Le gouvernement britannique a en revanche brûlé les étapes (voir notre bulletin du 7 mars, p. 10), ce qui est cohérent avec sa position fondamentale sur la nature de l'UE. Les incohérents, ce sont les autres, ceux qui, réticents à l'égard des évolutions vers l'Europe politique, réclament quand même l'automatisme des financements. La position du Royaume-Uni peut être schématisée en quatre points:

l'UE définirait un cadre européen pour une politique de cohésion décentralisée, avec quelques principes communs (pour l'emploi, contre l'exclusion sociale, pour un développement économique durable);

la mise en oeuvre de cette politique serait essentiellement confiée aux autorités nationales et régionales des Etats membres, en mettant fin à "des décennies de centralisation";

les financements communautaires seraient réservés aux Etats membres les plus pauvres (Europe centrale et orientale plus Grèce et Portugal) pour les aider à concrétiser le cadre commun, et à quelques "petites initiatives" pour la coopération transfrontalière entre d'autres Etats membres;

les autorités nationales et régionales bénéficieraient d'une plus grande autonomie dans l'octroi d'aides d'Etat par rapport à la situation actuelle.
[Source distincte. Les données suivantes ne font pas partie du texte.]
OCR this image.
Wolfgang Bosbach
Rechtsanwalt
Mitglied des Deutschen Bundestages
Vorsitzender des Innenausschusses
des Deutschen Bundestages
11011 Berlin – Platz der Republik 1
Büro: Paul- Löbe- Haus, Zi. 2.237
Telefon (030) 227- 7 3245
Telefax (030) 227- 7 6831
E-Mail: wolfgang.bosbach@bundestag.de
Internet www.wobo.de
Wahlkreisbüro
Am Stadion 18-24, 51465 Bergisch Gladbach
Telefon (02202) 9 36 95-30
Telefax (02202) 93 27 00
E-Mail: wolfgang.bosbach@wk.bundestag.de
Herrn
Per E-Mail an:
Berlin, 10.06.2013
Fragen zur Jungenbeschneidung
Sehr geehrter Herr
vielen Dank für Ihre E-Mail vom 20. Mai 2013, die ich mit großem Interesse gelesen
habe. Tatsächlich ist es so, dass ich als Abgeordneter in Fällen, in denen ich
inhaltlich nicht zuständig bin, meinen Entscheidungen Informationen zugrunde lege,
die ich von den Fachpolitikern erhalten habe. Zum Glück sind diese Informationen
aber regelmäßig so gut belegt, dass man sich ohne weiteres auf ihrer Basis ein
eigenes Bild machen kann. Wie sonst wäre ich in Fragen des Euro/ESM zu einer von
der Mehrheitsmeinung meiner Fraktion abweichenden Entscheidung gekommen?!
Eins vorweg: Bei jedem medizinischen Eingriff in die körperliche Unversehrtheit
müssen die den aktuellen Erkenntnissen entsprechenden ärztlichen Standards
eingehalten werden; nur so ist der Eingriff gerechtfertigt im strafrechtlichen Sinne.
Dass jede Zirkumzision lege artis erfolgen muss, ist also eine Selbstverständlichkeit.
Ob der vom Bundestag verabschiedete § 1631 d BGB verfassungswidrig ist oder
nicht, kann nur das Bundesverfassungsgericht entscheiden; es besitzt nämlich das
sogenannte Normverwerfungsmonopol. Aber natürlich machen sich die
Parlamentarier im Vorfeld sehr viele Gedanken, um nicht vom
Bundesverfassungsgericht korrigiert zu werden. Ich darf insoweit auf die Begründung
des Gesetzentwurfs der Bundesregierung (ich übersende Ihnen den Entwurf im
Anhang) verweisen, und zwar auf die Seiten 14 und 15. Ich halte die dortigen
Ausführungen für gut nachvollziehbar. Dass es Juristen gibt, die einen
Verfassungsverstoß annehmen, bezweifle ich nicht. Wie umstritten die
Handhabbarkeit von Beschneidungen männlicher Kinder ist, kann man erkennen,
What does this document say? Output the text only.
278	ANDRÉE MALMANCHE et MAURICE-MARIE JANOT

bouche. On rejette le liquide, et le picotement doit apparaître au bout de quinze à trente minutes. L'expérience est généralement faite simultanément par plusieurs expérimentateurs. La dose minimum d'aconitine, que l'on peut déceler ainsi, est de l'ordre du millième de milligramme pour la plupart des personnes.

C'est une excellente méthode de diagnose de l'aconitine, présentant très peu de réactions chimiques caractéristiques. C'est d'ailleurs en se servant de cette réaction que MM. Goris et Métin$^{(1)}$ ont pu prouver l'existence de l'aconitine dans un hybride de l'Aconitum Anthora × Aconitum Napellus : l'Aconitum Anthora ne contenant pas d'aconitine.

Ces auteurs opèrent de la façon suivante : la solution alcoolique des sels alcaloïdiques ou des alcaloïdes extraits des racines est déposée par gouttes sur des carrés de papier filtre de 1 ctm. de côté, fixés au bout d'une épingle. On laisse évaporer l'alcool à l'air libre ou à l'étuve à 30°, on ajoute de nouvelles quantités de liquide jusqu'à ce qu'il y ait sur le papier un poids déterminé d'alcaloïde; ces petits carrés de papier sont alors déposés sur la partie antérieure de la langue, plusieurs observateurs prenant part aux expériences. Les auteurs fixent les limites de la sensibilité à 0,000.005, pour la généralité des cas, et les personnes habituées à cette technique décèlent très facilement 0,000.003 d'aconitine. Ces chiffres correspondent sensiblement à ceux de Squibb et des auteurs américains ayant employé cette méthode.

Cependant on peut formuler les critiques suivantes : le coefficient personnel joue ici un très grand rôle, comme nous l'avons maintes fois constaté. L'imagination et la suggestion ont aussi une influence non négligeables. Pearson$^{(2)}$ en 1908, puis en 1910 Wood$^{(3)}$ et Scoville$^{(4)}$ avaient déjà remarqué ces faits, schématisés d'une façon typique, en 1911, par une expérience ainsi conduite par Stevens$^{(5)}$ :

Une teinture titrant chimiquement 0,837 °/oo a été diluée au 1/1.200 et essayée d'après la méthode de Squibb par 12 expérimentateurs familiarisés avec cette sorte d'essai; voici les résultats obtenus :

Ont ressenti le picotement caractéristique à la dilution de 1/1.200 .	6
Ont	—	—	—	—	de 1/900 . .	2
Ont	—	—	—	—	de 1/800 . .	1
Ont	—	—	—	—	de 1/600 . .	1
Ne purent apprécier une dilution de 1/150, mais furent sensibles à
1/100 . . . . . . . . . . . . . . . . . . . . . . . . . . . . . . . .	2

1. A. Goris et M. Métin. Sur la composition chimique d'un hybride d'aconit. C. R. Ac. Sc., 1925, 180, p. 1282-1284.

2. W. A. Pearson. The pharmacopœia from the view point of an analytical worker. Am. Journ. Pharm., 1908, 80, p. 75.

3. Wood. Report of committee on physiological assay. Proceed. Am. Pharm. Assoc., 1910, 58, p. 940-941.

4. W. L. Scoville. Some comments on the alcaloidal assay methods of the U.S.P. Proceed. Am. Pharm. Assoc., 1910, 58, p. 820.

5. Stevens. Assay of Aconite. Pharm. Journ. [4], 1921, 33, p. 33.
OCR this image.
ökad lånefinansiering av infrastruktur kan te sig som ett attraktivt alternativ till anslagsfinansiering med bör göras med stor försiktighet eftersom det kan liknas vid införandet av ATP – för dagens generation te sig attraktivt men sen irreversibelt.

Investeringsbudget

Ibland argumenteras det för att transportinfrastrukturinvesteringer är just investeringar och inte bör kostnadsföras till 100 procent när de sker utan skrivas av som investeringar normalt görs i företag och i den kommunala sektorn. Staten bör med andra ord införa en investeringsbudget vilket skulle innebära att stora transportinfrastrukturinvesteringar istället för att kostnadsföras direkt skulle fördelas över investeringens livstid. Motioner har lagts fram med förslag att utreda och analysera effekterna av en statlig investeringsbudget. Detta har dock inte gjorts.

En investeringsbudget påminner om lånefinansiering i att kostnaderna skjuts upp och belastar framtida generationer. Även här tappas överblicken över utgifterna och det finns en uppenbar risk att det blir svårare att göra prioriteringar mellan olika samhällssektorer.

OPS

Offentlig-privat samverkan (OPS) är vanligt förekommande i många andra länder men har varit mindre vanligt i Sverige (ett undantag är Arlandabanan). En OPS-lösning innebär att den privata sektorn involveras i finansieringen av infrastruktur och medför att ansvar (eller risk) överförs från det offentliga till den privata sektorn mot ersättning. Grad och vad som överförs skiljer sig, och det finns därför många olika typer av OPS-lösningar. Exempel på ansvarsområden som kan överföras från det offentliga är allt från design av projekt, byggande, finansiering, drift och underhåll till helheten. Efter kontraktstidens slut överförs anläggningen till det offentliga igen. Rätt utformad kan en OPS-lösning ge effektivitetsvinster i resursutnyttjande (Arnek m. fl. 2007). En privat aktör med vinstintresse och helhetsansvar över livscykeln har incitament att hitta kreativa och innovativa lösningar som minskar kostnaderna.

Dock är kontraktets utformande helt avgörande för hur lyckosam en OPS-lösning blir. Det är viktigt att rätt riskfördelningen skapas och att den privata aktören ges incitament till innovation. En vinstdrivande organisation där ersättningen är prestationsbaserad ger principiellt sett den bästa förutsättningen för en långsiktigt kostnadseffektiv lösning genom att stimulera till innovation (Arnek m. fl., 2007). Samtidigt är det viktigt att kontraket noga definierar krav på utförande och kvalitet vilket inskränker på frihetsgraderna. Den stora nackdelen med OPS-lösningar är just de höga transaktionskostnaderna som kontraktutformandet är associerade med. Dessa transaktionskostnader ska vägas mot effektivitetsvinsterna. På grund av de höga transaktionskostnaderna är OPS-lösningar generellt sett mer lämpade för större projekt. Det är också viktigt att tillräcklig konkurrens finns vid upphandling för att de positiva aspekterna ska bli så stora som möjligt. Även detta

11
L'éloquence d'une anecdote (fausse peut-être). On le voit, c'est une orientation qui s'éloigne radicalement de celle exposée par le Commissaire européen Michel Barnier (voir notre bulletin du 31 janvier, page 9) et qui a émergé du séminaire bruxellois du 17 février. Elle contribuerait au détricotage de la solidarité communautaire. A force de mettre l'accent sur l'autonomie et l'identité des Etats, le concept d'un territoire européen s'amenuise. Ce n'est pas pour rien que le document britannique demande de se fonder sur le PIB national pour déterminer les pays ayant droit à un soutien européen, et non sur le PIB régional: si le PIB d'un Etat membre dépasse les 90% de la moyenne communautaire, il doit s'occuper lui-même, avec ses propres ressources, de ses zones en retard. L'orientation britannique pourrait être soutenue même par certains pays fondateurs, comme l'Allemagne et les Pays-Bas. Le chancelier Schröder refusera, pour la prochaine période des "perspectives financières" (2007 à 2012, en principe), un effort aussi lourd que l'actuel, qu'il avait accepté parce que l'Allemagne présidait à l'époque le Sommet et que la Présidence se doit de faciliter les compromis. Mais l'Allemagne a demandé, et obtenu, que l'ordre des Présidences soit modifié afin d'éviter que son tour arrive une deuxième fois au moment d'approuver les décisions financières pluriannuelles. Sa situation budgétaire lui impose de réduire son fardeau, et elle le fera d'autant plus si les pays réticents à l'égard de la solidarité politique sont nombreux. Selon certaines rumeurs, le chancelier Schröder aurait répondu à ses collaborateurs qui l'interrogeaient sur le résultat de son dernier entretien sur l'Irak avec M. Aznar: "le résultat? C'est la mort du Fonds de cohésion" (dont l'Espagne est le premier bénéficiaire). L'anecdote est peut-être fausse, mais elle est révélatrice d'un état d'âme. Rappelez-vous aussi la phrase de Dominique de Villepin: "l'Union n'est pas qu'un tiroir-caisse". Ce qui semble signifier que seule une Europe acceptant la solidarité et l'intégration peut aspirer à un budget d'un mode et d'une ampleur fédéraux

Une aide, pas une politique. L'effort financier commun en faveur des régions en retard est l'élément le plus spectaculaire de ce dossier, mais ce n'est pas seulement une question d'argent: ce qui est en cause, c'est le caractère fédéral (ou communautaire: les deux adjectifs sont parfois équivalents) de la politique de cohésion. L'UE continuera de toute manière à aider ses régions en retard ainsi que ses agriculteurs ; mais dans une Europe à solidarité réduite, les pays bénéficiaires ne détiendront plus des droits automatiques et ils pèseront moins dans la définition des règles et dans la gestion. Ce serait une aide, pas une politique. (F.R.)